The Post reports that Reservation 630, which is the woodland’s number in the park service system, will be the park’s new title for now as only Congress has authority to rename it, according to the service’s statement.
An earlier report from the Post recounts Hazen’s statements to U.S. senators during a hearing in 1926 in which Hazen described Reno City as an “ill-devised, ill-shaped subdivision that you cannot do anything with unless you just wipe it off.”
Hazen reportedly added that the neighborhood was occupied “mostly by colored folks” who he did “not particularly” consult about his demolition plans.
In 2020, a local neighborhood commission amplified calls to remove Hazen’s name by passing a resolution urging action from the National Park Service. Eleanor Holmes Norton, who represents D.C. as a delegate in Congress amplified that request last year, according to DCist.

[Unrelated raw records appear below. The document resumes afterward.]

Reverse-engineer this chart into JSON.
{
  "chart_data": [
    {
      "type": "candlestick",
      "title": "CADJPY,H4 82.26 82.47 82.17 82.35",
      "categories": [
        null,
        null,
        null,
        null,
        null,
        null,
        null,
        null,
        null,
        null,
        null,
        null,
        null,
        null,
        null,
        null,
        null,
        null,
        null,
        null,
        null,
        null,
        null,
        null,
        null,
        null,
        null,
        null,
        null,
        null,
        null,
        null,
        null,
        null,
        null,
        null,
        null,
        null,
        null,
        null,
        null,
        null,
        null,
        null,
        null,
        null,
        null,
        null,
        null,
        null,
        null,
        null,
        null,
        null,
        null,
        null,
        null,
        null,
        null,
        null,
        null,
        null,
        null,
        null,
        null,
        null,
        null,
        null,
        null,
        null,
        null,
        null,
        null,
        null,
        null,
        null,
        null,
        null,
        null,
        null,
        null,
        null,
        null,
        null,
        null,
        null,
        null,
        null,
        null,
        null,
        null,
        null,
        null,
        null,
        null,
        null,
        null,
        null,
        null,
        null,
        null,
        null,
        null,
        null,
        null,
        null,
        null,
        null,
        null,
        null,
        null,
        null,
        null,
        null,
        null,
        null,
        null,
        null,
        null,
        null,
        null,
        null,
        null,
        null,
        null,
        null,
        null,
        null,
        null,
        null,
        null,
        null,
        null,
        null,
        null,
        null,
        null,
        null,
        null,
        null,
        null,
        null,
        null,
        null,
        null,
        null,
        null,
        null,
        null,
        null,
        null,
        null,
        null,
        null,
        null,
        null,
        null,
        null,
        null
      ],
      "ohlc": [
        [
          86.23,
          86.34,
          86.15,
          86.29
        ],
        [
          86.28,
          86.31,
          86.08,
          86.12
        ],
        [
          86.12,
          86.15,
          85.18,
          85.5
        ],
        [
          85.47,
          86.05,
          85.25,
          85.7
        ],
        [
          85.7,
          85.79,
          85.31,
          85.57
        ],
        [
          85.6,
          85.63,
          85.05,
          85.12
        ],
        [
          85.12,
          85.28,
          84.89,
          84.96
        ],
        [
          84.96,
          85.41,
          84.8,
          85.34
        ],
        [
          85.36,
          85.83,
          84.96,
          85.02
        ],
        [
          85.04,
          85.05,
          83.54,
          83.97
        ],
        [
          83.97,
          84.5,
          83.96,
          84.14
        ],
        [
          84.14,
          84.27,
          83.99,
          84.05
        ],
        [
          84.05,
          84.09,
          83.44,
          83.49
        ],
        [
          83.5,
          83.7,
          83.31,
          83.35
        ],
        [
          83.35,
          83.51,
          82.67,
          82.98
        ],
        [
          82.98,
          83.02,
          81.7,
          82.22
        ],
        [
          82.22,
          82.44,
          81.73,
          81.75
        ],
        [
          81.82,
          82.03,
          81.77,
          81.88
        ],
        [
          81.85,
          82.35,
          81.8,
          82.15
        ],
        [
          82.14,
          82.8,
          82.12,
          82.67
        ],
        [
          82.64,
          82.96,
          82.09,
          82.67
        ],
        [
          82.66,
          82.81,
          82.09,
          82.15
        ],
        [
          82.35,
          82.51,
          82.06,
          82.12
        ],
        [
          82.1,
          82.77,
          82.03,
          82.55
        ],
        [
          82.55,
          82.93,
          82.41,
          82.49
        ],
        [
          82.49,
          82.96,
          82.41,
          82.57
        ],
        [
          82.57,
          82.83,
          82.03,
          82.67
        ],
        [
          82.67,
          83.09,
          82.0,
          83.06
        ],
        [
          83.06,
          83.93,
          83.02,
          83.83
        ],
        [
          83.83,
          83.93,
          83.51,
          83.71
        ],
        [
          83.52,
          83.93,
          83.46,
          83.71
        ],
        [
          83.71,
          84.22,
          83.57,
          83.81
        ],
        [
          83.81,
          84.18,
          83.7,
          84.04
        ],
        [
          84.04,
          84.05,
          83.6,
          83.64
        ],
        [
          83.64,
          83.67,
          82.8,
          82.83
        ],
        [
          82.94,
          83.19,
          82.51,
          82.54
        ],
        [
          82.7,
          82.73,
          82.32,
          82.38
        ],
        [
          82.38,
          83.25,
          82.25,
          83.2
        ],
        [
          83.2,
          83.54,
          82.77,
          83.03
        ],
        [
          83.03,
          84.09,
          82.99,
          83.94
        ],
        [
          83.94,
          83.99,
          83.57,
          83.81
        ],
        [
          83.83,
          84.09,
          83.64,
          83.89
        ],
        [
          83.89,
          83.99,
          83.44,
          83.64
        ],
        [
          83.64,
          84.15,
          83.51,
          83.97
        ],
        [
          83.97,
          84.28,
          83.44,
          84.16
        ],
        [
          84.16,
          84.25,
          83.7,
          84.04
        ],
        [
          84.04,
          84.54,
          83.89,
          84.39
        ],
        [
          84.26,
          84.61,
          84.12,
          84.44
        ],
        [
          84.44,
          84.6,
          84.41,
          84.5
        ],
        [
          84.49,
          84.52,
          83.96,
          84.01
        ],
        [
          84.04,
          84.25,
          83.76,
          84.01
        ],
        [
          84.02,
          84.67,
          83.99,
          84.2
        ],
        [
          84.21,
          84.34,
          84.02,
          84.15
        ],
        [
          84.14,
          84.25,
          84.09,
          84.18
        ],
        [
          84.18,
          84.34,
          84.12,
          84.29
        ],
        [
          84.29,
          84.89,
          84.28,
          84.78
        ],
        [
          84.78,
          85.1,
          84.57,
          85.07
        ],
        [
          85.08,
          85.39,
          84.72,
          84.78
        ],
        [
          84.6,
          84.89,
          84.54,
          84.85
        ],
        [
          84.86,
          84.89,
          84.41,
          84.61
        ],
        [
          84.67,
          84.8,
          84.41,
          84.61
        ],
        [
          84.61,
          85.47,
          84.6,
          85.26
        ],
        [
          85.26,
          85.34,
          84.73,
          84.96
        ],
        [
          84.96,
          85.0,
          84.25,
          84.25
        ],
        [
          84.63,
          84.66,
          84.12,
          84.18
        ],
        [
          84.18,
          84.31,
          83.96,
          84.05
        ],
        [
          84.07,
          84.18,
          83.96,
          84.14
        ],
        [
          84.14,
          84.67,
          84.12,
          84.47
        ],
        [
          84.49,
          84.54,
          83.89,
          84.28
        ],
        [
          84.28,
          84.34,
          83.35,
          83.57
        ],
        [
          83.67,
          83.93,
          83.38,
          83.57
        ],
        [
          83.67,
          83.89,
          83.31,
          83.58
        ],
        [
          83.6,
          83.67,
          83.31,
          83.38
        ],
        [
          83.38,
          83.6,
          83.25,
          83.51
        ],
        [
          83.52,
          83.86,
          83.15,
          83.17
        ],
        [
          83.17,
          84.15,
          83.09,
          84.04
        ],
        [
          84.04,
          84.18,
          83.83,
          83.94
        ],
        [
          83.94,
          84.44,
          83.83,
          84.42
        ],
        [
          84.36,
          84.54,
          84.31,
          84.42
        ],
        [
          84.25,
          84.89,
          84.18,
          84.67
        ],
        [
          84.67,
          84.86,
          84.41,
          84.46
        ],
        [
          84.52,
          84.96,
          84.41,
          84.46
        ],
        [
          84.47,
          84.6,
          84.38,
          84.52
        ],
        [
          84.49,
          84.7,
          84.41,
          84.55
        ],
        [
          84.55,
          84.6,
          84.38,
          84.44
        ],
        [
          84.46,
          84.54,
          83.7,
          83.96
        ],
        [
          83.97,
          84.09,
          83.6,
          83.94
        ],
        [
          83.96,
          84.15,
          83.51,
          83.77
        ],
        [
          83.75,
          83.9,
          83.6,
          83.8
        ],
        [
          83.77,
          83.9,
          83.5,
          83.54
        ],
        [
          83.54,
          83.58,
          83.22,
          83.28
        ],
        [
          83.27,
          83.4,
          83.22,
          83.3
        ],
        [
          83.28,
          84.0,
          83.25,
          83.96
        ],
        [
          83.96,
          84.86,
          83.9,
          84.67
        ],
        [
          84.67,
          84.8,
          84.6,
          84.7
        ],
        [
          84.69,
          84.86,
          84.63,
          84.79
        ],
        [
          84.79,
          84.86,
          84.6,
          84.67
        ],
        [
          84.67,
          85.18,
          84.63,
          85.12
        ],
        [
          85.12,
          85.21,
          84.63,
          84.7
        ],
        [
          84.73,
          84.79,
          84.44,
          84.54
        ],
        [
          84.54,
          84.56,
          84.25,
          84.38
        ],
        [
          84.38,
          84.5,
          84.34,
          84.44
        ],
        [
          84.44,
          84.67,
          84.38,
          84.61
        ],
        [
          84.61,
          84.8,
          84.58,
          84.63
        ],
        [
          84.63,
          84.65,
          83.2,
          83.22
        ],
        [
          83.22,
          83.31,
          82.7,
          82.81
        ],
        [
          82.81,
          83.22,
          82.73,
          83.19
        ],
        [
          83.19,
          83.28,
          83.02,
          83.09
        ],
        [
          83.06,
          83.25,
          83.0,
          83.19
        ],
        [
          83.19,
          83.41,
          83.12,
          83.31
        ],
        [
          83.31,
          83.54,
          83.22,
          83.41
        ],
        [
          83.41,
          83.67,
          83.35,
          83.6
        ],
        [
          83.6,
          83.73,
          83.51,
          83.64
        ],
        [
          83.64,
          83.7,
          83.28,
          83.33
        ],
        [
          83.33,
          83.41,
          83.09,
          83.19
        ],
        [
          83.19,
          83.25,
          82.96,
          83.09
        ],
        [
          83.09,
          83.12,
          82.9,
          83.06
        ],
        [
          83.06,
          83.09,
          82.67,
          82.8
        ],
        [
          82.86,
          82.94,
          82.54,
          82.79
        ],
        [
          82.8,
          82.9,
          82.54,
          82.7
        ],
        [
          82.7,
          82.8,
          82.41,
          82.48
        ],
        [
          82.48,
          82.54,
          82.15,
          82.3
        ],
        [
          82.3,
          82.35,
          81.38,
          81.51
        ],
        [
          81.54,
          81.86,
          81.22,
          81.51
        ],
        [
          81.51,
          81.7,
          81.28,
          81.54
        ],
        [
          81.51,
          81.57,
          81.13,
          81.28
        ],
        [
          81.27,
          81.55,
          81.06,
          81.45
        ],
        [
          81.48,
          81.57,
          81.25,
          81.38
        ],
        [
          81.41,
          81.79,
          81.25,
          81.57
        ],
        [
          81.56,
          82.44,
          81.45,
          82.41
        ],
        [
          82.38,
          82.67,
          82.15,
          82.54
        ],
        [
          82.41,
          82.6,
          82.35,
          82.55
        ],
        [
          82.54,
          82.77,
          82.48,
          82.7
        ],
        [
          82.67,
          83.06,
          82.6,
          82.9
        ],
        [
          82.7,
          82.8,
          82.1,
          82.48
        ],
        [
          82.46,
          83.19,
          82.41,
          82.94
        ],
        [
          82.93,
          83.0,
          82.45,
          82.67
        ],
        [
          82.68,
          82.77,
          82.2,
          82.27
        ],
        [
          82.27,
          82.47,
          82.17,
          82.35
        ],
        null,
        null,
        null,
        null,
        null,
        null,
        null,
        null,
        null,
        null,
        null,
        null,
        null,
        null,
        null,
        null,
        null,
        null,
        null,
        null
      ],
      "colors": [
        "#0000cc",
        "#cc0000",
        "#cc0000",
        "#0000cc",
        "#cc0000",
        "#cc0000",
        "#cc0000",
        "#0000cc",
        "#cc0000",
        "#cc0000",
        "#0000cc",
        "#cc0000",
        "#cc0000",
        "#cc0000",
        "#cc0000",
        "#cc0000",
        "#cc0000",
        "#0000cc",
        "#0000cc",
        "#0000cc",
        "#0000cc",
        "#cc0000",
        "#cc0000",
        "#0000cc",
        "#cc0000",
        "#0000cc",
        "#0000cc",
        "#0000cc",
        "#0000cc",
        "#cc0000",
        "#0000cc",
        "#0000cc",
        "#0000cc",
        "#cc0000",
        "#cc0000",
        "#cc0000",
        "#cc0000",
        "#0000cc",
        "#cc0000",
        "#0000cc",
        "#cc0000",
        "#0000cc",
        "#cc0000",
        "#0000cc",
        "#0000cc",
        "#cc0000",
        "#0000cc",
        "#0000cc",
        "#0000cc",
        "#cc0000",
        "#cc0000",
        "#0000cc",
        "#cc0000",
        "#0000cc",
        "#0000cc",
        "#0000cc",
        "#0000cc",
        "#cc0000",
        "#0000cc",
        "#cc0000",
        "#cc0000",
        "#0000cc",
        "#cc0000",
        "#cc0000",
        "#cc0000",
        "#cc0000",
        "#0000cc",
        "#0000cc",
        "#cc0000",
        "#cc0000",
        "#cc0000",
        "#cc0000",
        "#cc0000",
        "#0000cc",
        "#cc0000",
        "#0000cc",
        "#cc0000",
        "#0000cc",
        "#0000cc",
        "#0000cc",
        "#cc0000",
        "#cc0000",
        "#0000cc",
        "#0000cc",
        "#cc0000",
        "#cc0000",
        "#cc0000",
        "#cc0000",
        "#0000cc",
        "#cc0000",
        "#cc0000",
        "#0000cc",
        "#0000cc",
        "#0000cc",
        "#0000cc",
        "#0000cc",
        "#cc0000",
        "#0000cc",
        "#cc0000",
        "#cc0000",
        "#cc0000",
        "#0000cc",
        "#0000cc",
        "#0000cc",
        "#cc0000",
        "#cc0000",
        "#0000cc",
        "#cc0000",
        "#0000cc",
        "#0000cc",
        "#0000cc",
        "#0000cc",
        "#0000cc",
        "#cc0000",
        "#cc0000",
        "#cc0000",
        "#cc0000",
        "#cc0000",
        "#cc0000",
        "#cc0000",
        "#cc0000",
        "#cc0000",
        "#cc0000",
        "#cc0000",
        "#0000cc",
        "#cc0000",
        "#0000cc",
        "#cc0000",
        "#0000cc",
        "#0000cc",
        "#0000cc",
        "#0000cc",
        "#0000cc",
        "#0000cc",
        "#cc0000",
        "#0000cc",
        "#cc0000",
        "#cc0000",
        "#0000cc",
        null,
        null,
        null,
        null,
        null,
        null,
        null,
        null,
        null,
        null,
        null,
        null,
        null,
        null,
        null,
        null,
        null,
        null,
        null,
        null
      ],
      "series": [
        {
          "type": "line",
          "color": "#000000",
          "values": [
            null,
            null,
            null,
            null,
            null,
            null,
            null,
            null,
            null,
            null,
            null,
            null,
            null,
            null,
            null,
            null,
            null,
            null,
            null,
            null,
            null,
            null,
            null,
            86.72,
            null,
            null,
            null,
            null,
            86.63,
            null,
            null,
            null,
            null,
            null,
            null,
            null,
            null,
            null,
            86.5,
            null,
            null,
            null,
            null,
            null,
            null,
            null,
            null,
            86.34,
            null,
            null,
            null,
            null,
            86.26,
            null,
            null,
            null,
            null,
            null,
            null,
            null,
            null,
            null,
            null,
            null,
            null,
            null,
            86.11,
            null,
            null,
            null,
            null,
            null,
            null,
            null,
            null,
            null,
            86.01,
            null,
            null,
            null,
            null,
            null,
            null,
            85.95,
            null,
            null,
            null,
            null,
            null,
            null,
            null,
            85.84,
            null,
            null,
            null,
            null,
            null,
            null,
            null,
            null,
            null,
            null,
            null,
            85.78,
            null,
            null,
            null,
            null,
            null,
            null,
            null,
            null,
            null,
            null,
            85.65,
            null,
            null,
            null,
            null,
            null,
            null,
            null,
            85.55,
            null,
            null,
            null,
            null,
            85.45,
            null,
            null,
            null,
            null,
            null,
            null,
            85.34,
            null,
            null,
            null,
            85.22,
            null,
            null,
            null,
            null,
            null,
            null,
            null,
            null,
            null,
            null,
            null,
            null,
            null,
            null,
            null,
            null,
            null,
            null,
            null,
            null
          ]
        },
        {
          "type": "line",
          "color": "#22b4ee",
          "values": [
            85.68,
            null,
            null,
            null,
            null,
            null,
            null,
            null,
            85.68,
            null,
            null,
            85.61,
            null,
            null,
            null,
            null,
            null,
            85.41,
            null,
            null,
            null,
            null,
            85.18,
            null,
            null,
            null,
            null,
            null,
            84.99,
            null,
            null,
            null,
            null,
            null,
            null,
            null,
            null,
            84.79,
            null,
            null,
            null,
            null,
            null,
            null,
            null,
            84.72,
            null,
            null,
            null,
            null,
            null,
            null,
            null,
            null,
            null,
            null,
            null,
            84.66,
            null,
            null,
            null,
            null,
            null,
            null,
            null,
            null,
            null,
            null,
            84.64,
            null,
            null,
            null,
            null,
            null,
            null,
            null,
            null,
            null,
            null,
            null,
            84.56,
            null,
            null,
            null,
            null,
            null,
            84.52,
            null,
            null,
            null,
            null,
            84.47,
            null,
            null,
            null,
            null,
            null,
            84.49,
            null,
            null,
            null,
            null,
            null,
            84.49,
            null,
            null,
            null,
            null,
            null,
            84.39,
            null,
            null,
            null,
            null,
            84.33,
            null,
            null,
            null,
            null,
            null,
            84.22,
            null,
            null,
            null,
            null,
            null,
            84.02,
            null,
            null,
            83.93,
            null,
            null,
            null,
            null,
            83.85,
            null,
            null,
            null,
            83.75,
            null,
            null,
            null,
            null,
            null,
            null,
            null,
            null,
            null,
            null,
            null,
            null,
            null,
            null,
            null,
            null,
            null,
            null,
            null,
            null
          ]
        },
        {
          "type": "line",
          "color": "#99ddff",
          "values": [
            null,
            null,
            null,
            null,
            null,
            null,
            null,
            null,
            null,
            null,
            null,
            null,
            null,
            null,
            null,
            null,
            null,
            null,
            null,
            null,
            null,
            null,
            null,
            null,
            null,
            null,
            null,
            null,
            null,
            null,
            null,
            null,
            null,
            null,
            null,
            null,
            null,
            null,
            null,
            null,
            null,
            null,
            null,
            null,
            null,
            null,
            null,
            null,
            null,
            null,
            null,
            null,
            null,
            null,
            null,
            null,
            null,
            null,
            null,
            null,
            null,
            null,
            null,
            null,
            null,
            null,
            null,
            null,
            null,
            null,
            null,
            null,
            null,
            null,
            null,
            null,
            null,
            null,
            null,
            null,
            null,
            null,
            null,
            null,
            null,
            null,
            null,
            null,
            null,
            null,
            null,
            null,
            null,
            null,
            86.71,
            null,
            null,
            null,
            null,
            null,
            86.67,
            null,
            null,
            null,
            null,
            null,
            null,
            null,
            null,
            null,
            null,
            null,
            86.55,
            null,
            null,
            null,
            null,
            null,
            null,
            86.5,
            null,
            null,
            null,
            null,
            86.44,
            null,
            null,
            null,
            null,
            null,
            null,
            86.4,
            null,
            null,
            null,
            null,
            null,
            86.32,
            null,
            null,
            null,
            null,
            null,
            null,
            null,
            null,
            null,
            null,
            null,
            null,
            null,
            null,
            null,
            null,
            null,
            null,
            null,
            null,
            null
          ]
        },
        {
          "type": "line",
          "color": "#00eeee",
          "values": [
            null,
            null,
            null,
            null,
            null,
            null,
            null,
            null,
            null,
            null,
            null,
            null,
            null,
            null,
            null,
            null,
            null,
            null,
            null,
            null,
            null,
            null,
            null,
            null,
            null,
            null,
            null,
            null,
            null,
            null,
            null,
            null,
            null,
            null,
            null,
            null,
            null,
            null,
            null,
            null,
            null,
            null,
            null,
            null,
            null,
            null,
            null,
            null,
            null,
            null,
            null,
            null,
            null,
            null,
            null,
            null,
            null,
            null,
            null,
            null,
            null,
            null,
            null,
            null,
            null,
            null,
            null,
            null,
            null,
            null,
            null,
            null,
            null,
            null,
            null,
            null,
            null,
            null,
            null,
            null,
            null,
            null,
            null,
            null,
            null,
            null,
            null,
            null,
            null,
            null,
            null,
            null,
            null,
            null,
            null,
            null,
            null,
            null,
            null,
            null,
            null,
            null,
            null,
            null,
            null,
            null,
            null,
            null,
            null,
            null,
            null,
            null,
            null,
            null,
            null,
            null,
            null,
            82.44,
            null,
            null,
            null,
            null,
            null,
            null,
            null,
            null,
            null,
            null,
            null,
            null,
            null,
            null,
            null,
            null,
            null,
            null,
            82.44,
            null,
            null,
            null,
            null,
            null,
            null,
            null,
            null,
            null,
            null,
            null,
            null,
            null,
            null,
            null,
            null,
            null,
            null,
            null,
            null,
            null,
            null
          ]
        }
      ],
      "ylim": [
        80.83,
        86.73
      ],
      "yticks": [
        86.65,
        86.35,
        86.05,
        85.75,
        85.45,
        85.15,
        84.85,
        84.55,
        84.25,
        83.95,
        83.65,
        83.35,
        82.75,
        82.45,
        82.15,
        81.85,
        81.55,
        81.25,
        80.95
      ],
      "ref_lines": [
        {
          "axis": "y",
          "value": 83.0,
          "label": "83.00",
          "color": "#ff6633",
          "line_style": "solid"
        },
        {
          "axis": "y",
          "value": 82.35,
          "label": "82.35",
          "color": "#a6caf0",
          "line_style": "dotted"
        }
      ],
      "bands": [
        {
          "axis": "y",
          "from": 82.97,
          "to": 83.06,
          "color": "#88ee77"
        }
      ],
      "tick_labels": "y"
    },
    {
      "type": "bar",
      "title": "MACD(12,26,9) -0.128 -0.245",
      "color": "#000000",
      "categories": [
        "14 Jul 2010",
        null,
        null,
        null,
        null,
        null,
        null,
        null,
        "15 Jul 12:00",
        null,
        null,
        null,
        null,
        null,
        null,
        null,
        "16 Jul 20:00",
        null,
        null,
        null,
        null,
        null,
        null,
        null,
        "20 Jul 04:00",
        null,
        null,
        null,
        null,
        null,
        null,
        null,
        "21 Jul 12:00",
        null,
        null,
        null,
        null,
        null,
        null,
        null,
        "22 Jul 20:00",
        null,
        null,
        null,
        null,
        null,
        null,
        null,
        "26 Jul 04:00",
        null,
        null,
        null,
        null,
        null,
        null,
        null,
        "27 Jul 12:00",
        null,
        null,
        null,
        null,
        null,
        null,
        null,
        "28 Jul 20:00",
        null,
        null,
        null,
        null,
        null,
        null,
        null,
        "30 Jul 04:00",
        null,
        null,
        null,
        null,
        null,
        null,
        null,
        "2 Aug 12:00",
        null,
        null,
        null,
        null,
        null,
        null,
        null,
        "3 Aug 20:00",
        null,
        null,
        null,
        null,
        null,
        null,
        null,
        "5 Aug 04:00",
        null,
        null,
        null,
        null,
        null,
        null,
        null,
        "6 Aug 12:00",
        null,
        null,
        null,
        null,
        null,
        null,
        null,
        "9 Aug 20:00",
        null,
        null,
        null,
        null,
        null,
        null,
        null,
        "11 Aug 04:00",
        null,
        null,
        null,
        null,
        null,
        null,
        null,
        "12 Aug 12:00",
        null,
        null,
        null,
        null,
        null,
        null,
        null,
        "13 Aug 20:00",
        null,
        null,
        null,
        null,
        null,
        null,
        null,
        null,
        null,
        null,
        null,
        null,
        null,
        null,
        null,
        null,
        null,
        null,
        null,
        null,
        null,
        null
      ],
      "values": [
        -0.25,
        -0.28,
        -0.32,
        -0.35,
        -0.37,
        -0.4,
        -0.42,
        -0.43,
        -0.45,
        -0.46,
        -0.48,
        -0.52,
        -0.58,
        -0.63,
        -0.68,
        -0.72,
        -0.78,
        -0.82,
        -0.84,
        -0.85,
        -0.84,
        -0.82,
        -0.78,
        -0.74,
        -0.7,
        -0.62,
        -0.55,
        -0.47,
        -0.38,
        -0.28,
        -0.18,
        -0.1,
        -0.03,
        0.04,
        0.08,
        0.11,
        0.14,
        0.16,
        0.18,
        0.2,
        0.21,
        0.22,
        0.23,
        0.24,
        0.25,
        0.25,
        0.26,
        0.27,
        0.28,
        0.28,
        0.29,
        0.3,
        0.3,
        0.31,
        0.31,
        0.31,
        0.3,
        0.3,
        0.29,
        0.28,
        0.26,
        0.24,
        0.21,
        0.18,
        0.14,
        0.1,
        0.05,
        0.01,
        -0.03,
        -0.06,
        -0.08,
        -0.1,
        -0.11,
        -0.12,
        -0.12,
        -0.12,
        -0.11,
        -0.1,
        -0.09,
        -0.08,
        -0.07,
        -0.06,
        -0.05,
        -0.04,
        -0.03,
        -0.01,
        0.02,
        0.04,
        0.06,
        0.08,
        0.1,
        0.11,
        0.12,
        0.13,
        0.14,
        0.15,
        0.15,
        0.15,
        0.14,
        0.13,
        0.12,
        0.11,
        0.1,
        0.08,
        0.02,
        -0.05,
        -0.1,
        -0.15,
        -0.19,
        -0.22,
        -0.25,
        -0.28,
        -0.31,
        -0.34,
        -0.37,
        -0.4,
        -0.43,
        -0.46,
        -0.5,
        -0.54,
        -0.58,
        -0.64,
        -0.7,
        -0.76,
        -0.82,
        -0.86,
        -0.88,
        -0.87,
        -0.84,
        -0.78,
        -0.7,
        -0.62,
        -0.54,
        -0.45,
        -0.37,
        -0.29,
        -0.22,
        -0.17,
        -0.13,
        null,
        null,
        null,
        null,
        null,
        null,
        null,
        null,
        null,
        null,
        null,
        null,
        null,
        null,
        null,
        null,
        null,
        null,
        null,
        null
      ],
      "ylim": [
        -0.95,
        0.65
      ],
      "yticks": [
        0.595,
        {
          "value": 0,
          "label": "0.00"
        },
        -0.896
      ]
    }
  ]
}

“As the President of the D.C. Board of Commissioners, Hazen chose to wield his power by promoting segregation, prioritizing all-white communities and marginalizing African-American residents,” Norton said in a statement to DCist.
“Labeling the majority African-American community in Reno City a ‘blight’ that was out of ‘harmony with the general plan for the District,’ Hazen orchestrated the demolition of this neighborhood, pushing African-American families out of the homes they owned in the District. The removal of his name from Rock Creek Park is long overdue,” she added.
The Post reported that D.C. historian Neil Flanagan provided much of the information used by advocates pushing to remove Hazen’s name. In 2017, Flanagan published an article in the Washington City Paper about the once-thriving Black community that was displaced for park development.
Flanagan told DCist: “It’s a story that explains a lot about why D.C. looks the way it does. Why Black people live on one side of Rock Creek Park and why white people live on the other.”
In an email to the Post, Flanagan wrote that in addition to removing Hazen’s name from the park, work must continue with “a systematic, historian-led analysis of the city’s namesakes” to discover other city leaders who may have facilitated the destruction of Reno City.
The name change for Reservation 630 l is among several efforts in the D.C. region to take down or alter landmarks memorializing Confederates and segregationists, the Post reports.
In 2020, local residents voted to remove a marker honoring former Nevada senator Francis G. Newlands, who pushed to abolish voting rights for African American men and restrict U.S. immigration to whites only . In January of this year, Maryland senators introduced a bill to remove Newland’s name from a fountain near the D.C.-Maryland border.